Film de procès classique, Le fil a le mérite de décrire le temps long de la justice avec pertinence, tout en livrant une intrigue aux twists efficaces. A découvrir.
Synopsis : Depuis qu’il a fait innocenter un meurtrier récidiviste, Maître Jean Monier ne prend plus de dossiers criminels. La rencontre avec Nicolas Milik, père de famille accusé du meurtre de sa femme, le touche et fait vaciller ses certitudes. Convaincu de l’innocence de son client, il est prêt à tout pour lui faire gagner son procès aux assises, retrouvant ainsi le sens de sa vocation.

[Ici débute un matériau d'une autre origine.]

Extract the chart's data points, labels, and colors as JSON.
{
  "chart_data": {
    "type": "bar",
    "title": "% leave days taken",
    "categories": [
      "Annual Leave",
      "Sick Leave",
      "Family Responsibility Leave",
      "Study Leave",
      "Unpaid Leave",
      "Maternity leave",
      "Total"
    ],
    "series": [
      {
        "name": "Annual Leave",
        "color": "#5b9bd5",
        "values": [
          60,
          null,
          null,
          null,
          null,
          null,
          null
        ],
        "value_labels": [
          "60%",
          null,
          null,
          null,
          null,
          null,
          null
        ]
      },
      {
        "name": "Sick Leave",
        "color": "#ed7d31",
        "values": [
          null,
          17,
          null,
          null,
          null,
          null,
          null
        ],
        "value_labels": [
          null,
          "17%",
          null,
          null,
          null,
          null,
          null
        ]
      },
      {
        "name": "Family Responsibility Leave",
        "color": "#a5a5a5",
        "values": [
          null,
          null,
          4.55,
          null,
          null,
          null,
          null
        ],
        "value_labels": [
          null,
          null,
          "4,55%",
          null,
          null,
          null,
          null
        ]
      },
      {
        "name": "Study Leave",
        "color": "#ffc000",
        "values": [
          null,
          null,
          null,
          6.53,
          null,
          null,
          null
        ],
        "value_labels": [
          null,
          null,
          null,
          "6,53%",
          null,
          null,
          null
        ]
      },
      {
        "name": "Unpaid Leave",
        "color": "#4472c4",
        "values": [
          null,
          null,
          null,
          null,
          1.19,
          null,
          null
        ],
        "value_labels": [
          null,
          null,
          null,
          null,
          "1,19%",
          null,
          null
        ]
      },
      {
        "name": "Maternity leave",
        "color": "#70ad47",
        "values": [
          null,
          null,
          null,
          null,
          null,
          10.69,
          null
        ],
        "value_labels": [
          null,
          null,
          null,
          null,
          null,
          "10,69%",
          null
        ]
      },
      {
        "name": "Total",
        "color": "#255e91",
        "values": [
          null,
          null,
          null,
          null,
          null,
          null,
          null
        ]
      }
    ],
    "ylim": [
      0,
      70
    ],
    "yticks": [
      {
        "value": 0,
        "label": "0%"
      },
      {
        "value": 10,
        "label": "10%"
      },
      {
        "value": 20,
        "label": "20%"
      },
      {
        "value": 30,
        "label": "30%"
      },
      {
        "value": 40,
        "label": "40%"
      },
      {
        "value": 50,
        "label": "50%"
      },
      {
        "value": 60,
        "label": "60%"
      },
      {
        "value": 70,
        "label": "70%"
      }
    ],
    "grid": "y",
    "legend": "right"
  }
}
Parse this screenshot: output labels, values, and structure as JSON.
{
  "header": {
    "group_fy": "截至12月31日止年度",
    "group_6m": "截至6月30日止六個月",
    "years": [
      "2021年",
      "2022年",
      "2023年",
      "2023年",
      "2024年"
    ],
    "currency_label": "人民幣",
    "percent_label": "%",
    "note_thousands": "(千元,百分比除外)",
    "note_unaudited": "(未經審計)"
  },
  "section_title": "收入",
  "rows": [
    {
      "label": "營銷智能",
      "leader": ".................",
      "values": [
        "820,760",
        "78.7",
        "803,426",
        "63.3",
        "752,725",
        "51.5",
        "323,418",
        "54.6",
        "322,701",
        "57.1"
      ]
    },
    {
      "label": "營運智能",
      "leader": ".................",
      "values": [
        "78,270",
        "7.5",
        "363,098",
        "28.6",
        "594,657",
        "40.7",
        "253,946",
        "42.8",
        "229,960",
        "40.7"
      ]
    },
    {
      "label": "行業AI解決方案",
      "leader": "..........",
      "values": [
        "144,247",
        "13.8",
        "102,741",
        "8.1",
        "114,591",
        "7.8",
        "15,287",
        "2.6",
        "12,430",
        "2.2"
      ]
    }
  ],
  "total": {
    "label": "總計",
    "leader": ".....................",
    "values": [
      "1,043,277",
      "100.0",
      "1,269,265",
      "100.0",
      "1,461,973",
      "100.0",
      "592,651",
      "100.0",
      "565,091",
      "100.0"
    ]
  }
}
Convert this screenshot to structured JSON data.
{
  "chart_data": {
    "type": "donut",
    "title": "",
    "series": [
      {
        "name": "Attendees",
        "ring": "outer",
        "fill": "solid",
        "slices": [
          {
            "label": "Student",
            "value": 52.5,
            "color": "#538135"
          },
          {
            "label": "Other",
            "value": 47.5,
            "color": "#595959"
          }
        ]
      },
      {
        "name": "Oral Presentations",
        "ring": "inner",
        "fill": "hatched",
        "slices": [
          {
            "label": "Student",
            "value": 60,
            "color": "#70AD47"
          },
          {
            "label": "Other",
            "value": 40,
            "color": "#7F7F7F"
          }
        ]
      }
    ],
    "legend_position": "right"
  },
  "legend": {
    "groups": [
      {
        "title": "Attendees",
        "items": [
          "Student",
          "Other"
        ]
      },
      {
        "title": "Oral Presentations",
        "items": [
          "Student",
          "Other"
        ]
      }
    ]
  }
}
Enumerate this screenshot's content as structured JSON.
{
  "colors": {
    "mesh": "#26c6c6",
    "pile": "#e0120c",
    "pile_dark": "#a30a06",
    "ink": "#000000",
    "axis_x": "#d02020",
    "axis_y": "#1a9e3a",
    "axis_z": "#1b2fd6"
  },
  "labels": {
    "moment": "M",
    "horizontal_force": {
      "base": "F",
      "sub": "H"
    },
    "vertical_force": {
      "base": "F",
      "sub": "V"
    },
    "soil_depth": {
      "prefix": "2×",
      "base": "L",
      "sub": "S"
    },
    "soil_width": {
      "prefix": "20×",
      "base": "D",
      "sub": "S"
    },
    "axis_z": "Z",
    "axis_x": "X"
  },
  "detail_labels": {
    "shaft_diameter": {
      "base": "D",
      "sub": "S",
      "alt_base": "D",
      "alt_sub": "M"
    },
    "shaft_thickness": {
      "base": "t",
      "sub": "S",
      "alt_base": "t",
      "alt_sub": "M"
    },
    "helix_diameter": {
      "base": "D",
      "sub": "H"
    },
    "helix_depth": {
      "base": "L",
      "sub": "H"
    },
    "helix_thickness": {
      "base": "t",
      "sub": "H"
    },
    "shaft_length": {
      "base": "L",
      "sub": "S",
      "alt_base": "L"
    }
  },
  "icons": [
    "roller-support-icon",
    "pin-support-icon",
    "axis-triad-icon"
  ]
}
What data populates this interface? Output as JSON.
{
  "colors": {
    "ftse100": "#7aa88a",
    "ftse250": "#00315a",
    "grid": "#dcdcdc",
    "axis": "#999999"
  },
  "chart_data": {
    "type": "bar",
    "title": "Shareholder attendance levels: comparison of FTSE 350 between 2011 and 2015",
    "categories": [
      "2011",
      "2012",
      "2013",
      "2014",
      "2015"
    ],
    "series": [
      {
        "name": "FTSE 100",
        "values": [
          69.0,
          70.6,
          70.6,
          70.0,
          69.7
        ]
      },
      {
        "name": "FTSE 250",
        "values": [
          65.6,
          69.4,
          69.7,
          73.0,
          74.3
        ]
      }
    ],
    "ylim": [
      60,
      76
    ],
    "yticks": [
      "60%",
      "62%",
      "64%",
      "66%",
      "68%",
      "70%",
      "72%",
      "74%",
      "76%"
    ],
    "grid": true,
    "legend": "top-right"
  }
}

Retour derrière la caméra pour Daniel Auteuil
Critique : Passé à la réalisation avec trois œuvres adaptées de Marcel Pagnol (La fille du puisatier, Fanny, Marius), le comédien Daniel Auteuil s’est ensuite fourvoyé avec la comédie Amoureux de ma femme (2018) qui n’a pas convaincu grand monde. Apparemment peu pressé de revenir à la réalisation, l’acteur a finalement cédé à son envie de transposer les histoires de l’avocat pénaliste Jean-Yves Moyart qui a tenu un blog sous l’identité de Maître Mô où il mettait par écrit des affaires rencontrées durant sa longue carrière.
Parmi les nombreux cas évoqués par l’avocat, Daniel Auteuil a été fasciné par celui de Nicolas Milik, accusé d’avoir assassiné sa femme, mais qui n’a cessé de clamer son innocence. Afin de retranscrire au mieux l’ambiance d’une cour d’assises, Daniel Auteuil et son chef opérateur Jean-François Hensgens ont assisté à un procès similaire. Le but était d’être au plus près de la vérité afin de mieux comprendre les rouages complexes de la justice.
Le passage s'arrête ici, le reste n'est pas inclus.